In Florida, the Asian snakehead has been seen in every waterway and small canal in housing developments. Here, however, there may be a somewhat nefarious activity going on. This fish is prized in some markets and the small ones are seeded in the waterways when no one is looking. There they are left to mature and then recaptured, usually at night, for sale in local stores.
If you happen to be near a Florida canal, look for small, red fingerlings; they’re the snakeheads’ young. The fish itself is rather frightening when you see it poke its head out of the water because it looks like a large snake.
Mom, I don’t know what happened to those snails, but thank goodness we didn’t release any goldfish. Goldfish, you should know, as many other species of fish, will grow dependent on the size of the container you give them. Want really BIG goldfish? Put them in a large tank and watch them grow.

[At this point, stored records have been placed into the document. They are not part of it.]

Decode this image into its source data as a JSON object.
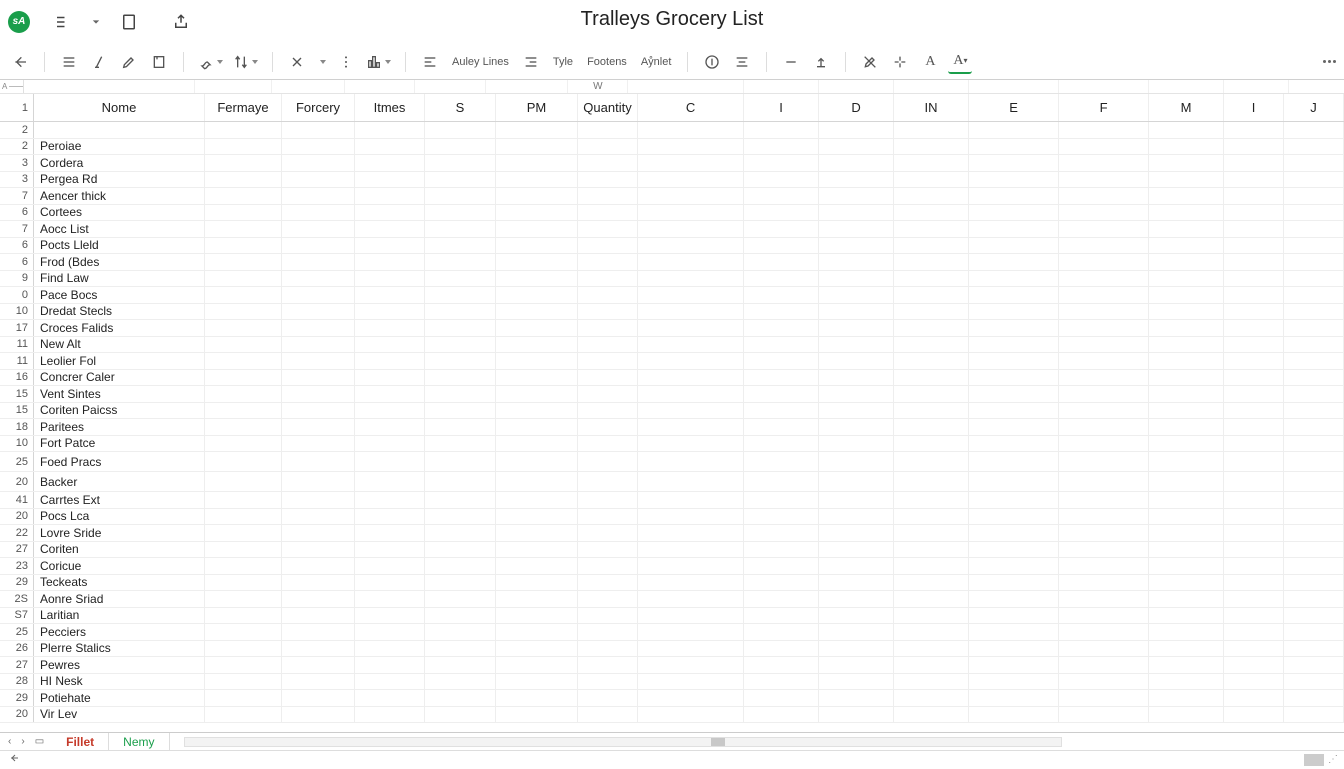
{
  "app": {
    "badge": "sA"
  },
  "document": {
    "title": "Tralleys Grocery List"
  },
  "titlebar_icons": [
    "list-icon",
    "caret-icon",
    "page-icon",
    "share-icon"
  ],
  "toolbar": {
    "groups": [
      [
        "back-arrow"
      ],
      [
        "align-justify",
        "italic-pen",
        "pen",
        "page-box"
      ],
      [
        "brush-caret",
        "sort-caret"
      ],
      [
        "x-clear",
        "dots-vert-small",
        "caret",
        "chart-caret"
      ],
      [
        "lines-left"
      ],
      [
        "lines-right"
      ]
    ],
    "labels": {
      "auley": "Auley Lines",
      "tyle": "Tyle",
      "footens": "Footens",
      "arnlet": "Aẙnlet"
    },
    "rightGroup": [
      "circle-i",
      "align-center"
    ],
    "farGroup": [
      "minus",
      "up-bar"
    ],
    "styleGroup": [
      "pen-slash",
      "sparkle",
      "font-a",
      "font-a-sub"
    ]
  },
  "name_ref": {
    "col": "A",
    "line": "____"
  },
  "column_letter_strip": {
    "w": "W"
  },
  "headers": [
    "Nome",
    "Fermaye",
    "Forcery",
    "Itmes",
    "S",
    "PM",
    "Quantity",
    "C",
    "I",
    "D",
    "IN",
    "E",
    "F",
    "M",
    "I",
    "J"
  ],
  "rows": [
    {
      "num": "1",
      "name": "",
      "isHeader": true
    },
    {
      "num": "2",
      "name": ""
    },
    {
      "num": "2",
      "name": "Peroiae"
    },
    {
      "num": "3",
      "name": "Cordera"
    },
    {
      "num": "3",
      "name": "Pergea Rd"
    },
    {
      "num": "7",
      "name": "Aencer thick"
    },
    {
      "num": "6",
      "name": "Cortees"
    },
    {
      "num": "7",
      "name": "Aocc List"
    },
    {
      "num": "6",
      "name": "Pocts Lleld"
    },
    {
      "num": "6",
      "name": "Frod (Bdes"
    },
    {
      "num": "9",
      "name": "Find Law"
    },
    {
      "num": "0",
      "name": "Pace Bocs"
    },
    {
      "num": "10",
      "name": "Dredat Stecls"
    },
    {
      "num": "17",
      "name": "Croces Falids"
    },
    {
      "num": "11",
      "name": "New Alt"
    },
    {
      "num": "11",
      "name": "Leolier Fol"
    },
    {
      "num": "16",
      "name": "Concrer Caler"
    },
    {
      "num": "15",
      "name": "Vent Sintes"
    },
    {
      "num": "15",
      "name": "Coriten Paicss"
    },
    {
      "num": "18",
      "name": "Paritees"
    },
    {
      "num": "10",
      "name": "Fort Patce"
    },
    {
      "num": "25",
      "name": "Foed Pracs",
      "tall": true
    },
    {
      "num": "20",
      "name": "Backer",
      "tall": true
    },
    {
      "num": "41",
      "name": "Carrtes Ext"
    },
    {
      "num": "20",
      "name": "Pocs Lca"
    },
    {
      "num": "22",
      "name": "Lovre Sride"
    },
    {
      "num": "27",
      "name": "Coriten"
    },
    {
      "num": "23",
      "name": "Coricue"
    },
    {
      "num": "29",
      "name": "Teckeats"
    },
    {
      "num": "2S",
      "name": "Aonre Sriad"
    },
    {
      "num": "S7",
      "name": "Laritian"
    },
    {
      "num": "25",
      "name": "Pecciers"
    },
    {
      "num": "26",
      "name": "Plerre Stalics"
    },
    {
      "num": "27",
      "name": "Pewres"
    },
    {
      "num": "28",
      "name": "HI Nesk"
    },
    {
      "num": "29",
      "name": "Potiehate"
    },
    {
      "num": "20",
      "name": "Vir Lev"
    }
  ],
  "tabs": {
    "nav": [
      "‹",
      "›",
      "▭"
    ],
    "items": [
      {
        "label": "Fillet",
        "color": "#c53a2a",
        "active": true
      },
      {
        "label": "Nemy",
        "color": "#1a9e4b",
        "active": false
      }
    ]
  },
  "status": {
    "back": "←"
  }
}
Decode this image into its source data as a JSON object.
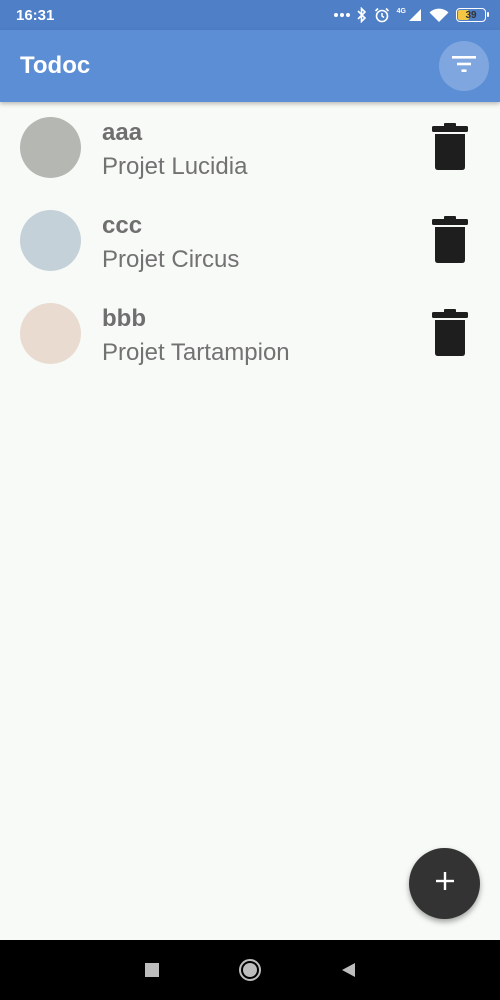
{
  "status_bar": {
    "time": "16:31",
    "battery": "39",
    "network": "4G",
    "icons": [
      "more-dots-icon",
      "bluetooth-icon",
      "alarm-icon",
      "signal-icon",
      "wifi-icon",
      "battery-icon"
    ]
  },
  "app_bar": {
    "title": "Todoc",
    "filter_icon": "filter-icon"
  },
  "tasks": [
    {
      "name": "aaa",
      "project": "Projet Lucidia",
      "color": "#b5b7b3"
    },
    {
      "name": "ccc",
      "project": "Projet Circus",
      "color": "#c5d1d8"
    },
    {
      "name": "bbb",
      "project": "Projet Tartampion",
      "color": "#eadbd1"
    }
  ],
  "task_action_icon": "trash-icon",
  "fab": {
    "icon": "plus-icon",
    "color": "#333333"
  },
  "nav_bar": {
    "icons": [
      "recents-square-icon",
      "home-circle-icon",
      "back-triangle-icon"
    ]
  },
  "colors": {
    "status_bar": "#4e7fc7",
    "app_bar": "#5b8ed5",
    "background": "#f7faf6"
  }
}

Releasing exotic pets, too, has resulted in one of the most serious and potentially ruinous activities in Florida in the Everglades. The Burmese python, often bought as a pet, has now begun to gain incredible access to the once-pristine swamps in South Florida. They devour everything that comes across their path and hunts have been quite unsuccessful in culling their numbers.
How did they get there? When these snakes get too large and too frightening for their owners to handle, they release them into the wild or hurricanes disrupt the safety of pet shops and the snakes slither out into the wild.
No longer do you see numbers of raccoons, fox, wild birds of every species and it’s reached serious proportions. These snakes lay clutches of 100 eggs at a time. Finding their nests and collecting the unhatched eggs is a chore beyond the capacity of the wildlife authorities. The annual snake hunt challenge hasn’t been all that successful just as the hunt for wild boar in Florida has failed. Someone I know in Florida told me about the annual pig roast they have for hunted wild boar. “It’s turned into a wienie roast,” he told me. No one has caught a boar yet.
What to do? Don’t release any non-native or even native animals into the wild. It’s not a humane thing to do and it wreaks havoc on the environment and the creatures who depend on it to live. Releasing snakes is like putting a killer into a playground and you certainly wouldn’t do that.